The multiple different mandates and executive orders issued since July 2020 have caused confusion for many government entities, and some are refusing to follow the newest order from March.
In July of 2020, Abbott then instituted a bonafide mask mandate, requiring virtually all Texans to wear a mask in public spaces. In his first order, Abbott prohibited counties from mandating masks, but the order very "round-a-about" and hinted at the loopholes which allowed for counties to skirt his order while continuing to mandate masks, Texas Monthly reported. Ultimately, it allowed counties to force businesses to mandate masks.

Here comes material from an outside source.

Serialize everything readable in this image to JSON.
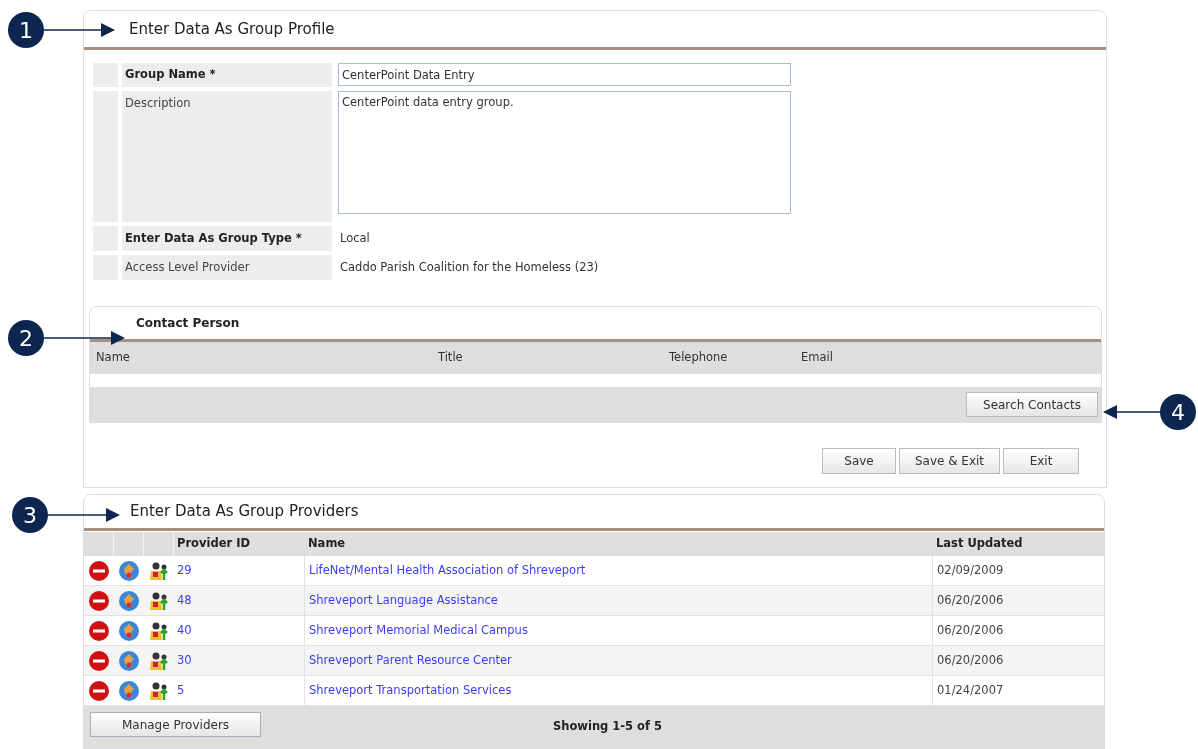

Governor Abbott's actions have often been contrasted with those of Florida Gov. Ron DeSantis, who rescinded the most meaningful COVID-19 restrictions back in the Fall of 2020. Gov. DeSantis did, however, allow localities to mandate masks, but neutered any ability they had to enforce any orders, NPR reported.
Gov. DeSantis did recently issue a new order that bans local governments from mandating masks two weeks before Gov. Abbott's order, but Florida did not apply this order to public schools. This is one major contract to Gov. Abbott's order, the Tampa Bay reported.
ABC 13 reported that Texas has had zero COVID-19 deaths for the first time in over a year, which did play a role in Gov. Abbott's executive order also extending to public schools.